Она пыталась со мной заговорить, но я всякий раз ускользал, и из этого ничего не получалось. До одного случая…
Как-то однажды я сидел за столом в своём корпусе и рисовал обширный заголовок для лагерной стенгазеты. Весь лагерь, – от младших до старших – отправился на сеноуборку. Это было взаимовыгодное дело: мы помогали ближнему колхозу в посильных работах, а он подкидывал немного продуктов.
Лагерь был совершенно безлюдным, отбыл даже Егорыч, увозя на своей кобылке два бака – с борщом и кашей.
Но мне было поручено непременно сделать газету к возвращению героев трудового фронта, и я старательно, по трафарету, выводил на огромном ватманском рулоне большие киноварные буквы. Ватман похрустывал, как накрахмаленный. В бараке было довольно прохладно, и высовываться в раскалённый полдень совершенно не хотелось.
Дверь была приоткрыта, и поэтому я не слышал, как в корпус вошла Глаша. Шла она, вдобавок, босиком, и я почувствовал её дыхание только тогда, когда она остановилась за моей спиной и стала оглядывать мою работу. И я как-то не обратил особенного внимания, или не придал значения тому, что она прикрыла дверь и накинула крючок…
– Вот… – почему-то шёпотом произнесла Глаша, – я тебе бельё принесла. Глаженое… – и я увидел наверху небольшой стопки, которую она мне протягивала на вытянутой руке, лежащие сверху жёлтые трикотажные трусики… Вот с них-то всё и началось…
– Это твои… А я тебя-то в них видела… – лукаво и смущённо продолжала шептать Глаша. – Коечка-то твоя у окошка, я иной раз ночью и пробегу – да на тебя и гляну.
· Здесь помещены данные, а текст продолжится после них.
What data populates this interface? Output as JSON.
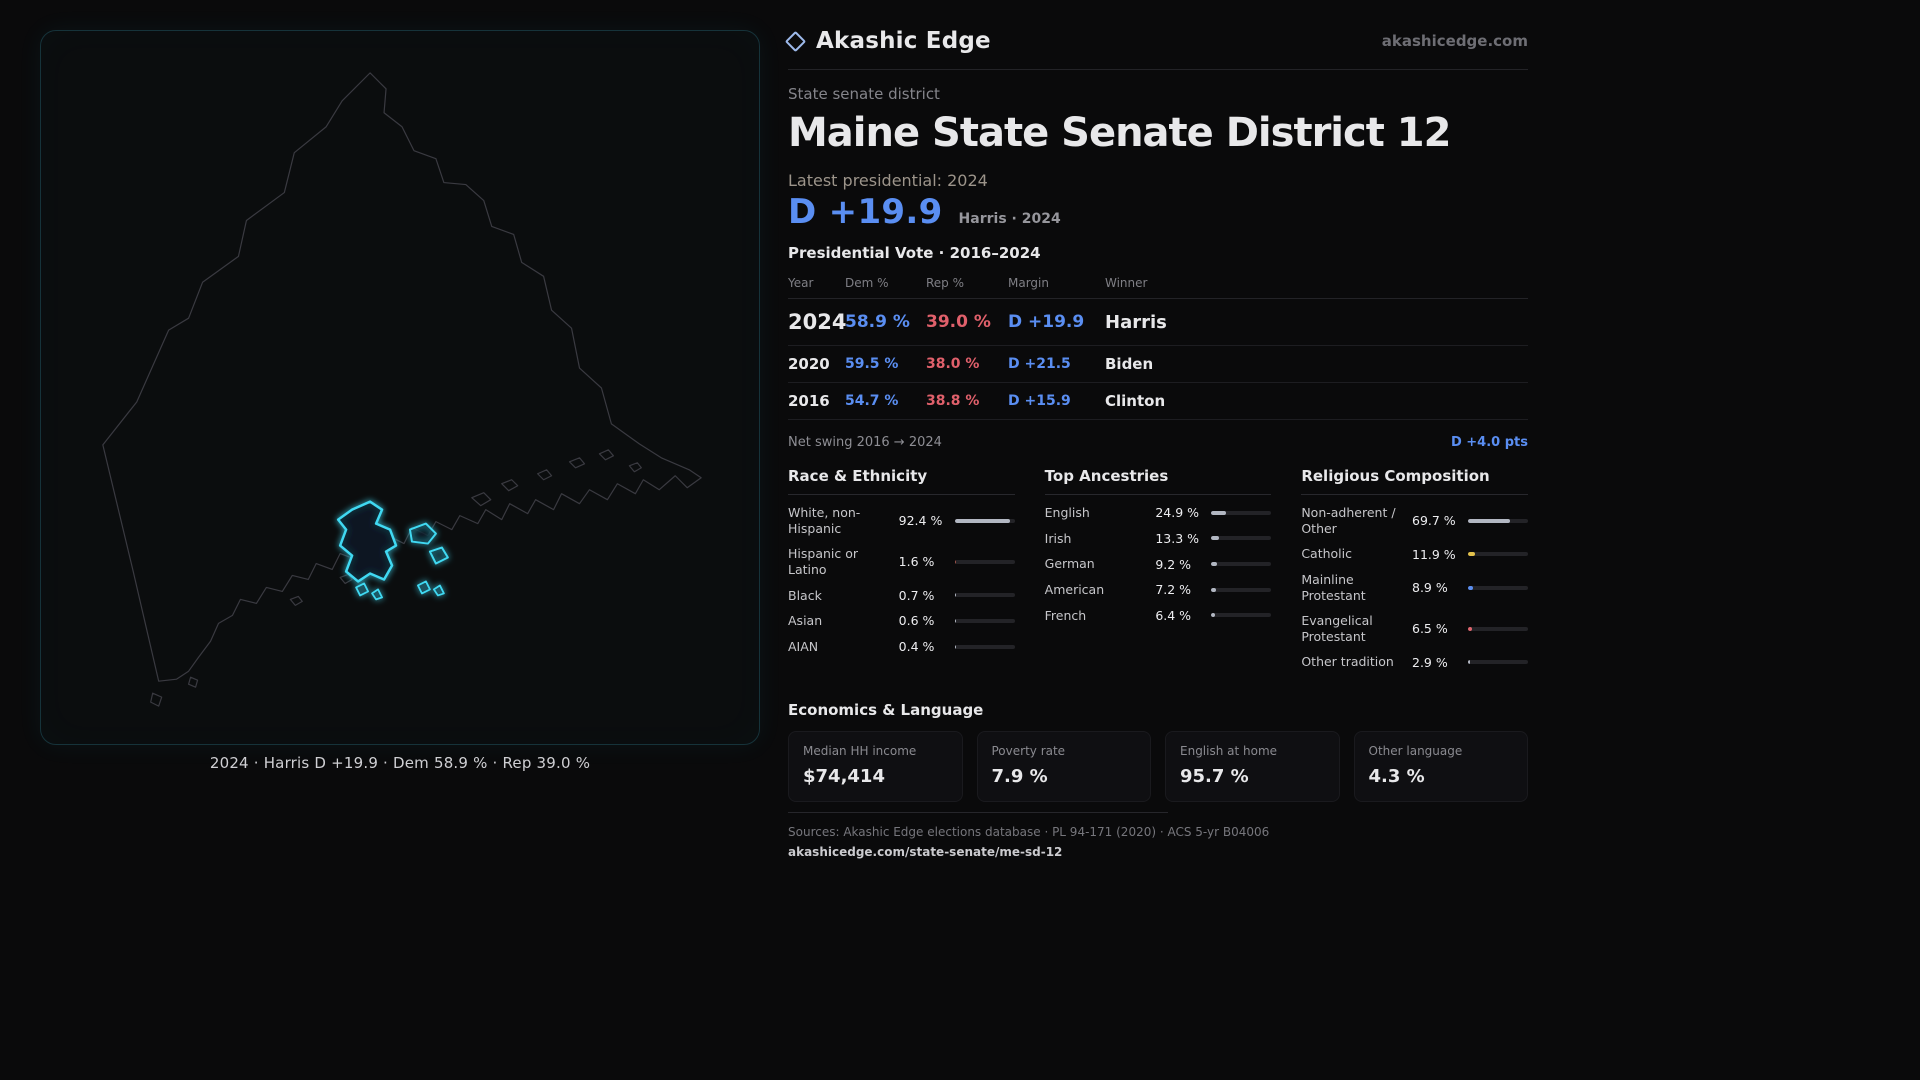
{
  "brand": {
    "name": "Akashic Edge",
    "domain": "akashicedge.com",
    "icon": "diamond-outline"
  },
  "page": {
    "kicker": "State senate district",
    "title": "Maine State Senate District 12",
    "latest_label": "Latest presidential: 2024",
    "headline_margin": "D +19.9",
    "headline_note": "Harris · 2024"
  },
  "map": {
    "caption": "2024 · Harris D +19.9 · Dem 58.9 % · Rep 39.0 %",
    "district_color": "#3fd9f2"
  },
  "swing": {
    "label": "Net swing 2016 → 2024",
    "value": "D +4.0 pts"
  },
  "chart_data": [
    {
      "type": "table",
      "title": "Presidential Vote · 2016–2024",
      "columns": [
        "Year",
        "Dem %",
        "Rep %",
        "Margin",
        "Winner"
      ],
      "rows": [
        {
          "year": "2024",
          "dem": "58.9 %",
          "rep": "39.0 %",
          "margin": "D +19.9",
          "winner": "Harris"
        },
        {
          "year": "2020",
          "dem": "59.5 %",
          "rep": "38.0 %",
          "margin": "D +21.5",
          "winner": "Biden"
        },
        {
          "year": "2016",
          "dem": "54.7 %",
          "rep": "38.8 %",
          "margin": "D +15.9",
          "winner": "Clinton"
        }
      ]
    },
    {
      "type": "bar",
      "title": "Race & Ethnicity",
      "unit": "%",
      "xlim": [
        0,
        100
      ],
      "rows": [
        {
          "label": "White, non-Hispanic",
          "value": "92.4 %",
          "pct": 92.4
        },
        {
          "label": "Hispanic or Latino",
          "value": "1.6 %",
          "pct": 1.6,
          "color": "#9c5148"
        },
        {
          "label": "Black",
          "value": "0.7 %",
          "pct": 0.7
        },
        {
          "label": "Asian",
          "value": "0.6 %",
          "pct": 0.6
        },
        {
          "label": "AIAN",
          "value": "0.4 %",
          "pct": 0.4
        }
      ]
    },
    {
      "type": "bar",
      "title": "Top Ancestries",
      "unit": "%",
      "xlim": [
        0,
        100
      ],
      "rows": [
        {
          "label": "English",
          "value": "24.9 %",
          "pct": 24.9
        },
        {
          "label": "Irish",
          "value": "13.3 %",
          "pct": 13.3
        },
        {
          "label": "German",
          "value": "9.2 %",
          "pct": 9.2
        },
        {
          "label": "American",
          "value": "7.2 %",
          "pct": 7.2
        },
        {
          "label": "French",
          "value": "6.4 %",
          "pct": 6.4
        }
      ]
    },
    {
      "type": "bar",
      "title": "Religious Composition",
      "unit": "%",
      "xlim": [
        0,
        100
      ],
      "rows": [
        {
          "label": "Non-adherent / Other",
          "value": "69.7 %",
          "pct": 69.7
        },
        {
          "label": "Catholic",
          "value": "11.9 %",
          "pct": 11.9,
          "color": "#e3c14c"
        },
        {
          "label": "Mainline Protestant",
          "value": "8.9 %",
          "pct": 8.9,
          "color": "#5b8ef0"
        },
        {
          "label": "Evangelical Protestant",
          "value": "6.5 %",
          "pct": 6.5,
          "color": "#e0666e"
        },
        {
          "label": "Other tradition",
          "value": "2.9 %",
          "pct": 2.9
        }
      ]
    }
  ],
  "economics": {
    "title": "Economics & Language",
    "stats": [
      {
        "label": "Median HH income",
        "value": "$74,414"
      },
      {
        "label": "Poverty rate",
        "value": "7.9 %"
      },
      {
        "label": "English at home",
        "value": "95.7 %"
      },
      {
        "label": "Other language",
        "value": "4.3 %"
      }
    ]
  },
  "footer": {
    "sources": "Sources: Akashic Edge elections database · PL 94-171 (2020) · ACS 5-yr B04006",
    "permalink": "akashicedge.com/state-senate/me-sd-12"
  },
  "colors": {
    "dem": "#5a8ef2",
    "rep": "#e0606b",
    "district": "#3fd9f2",
    "accent_yellow": "#e3c14c"
  }
}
Ты разметавши спишь, жарко, одеяло сбросишь… Ох, думаю, какой хорошенький! На двоюродного моего брата похож, да один всё, один, и приласкать-то его некому… Я твои, жёлтенькие-то, тогда и приметила… И у меня такие же…
Время было трудное, и я не слишком-то задумывался, мужские они, эти трусики, или женские, поскольку выбора в тогдашних магазинах, как вы понимаете, всё равно не было. А на стопке сверху, полыхая пронзительным цветом яичного желтка, лежали мои трикотажные трусики…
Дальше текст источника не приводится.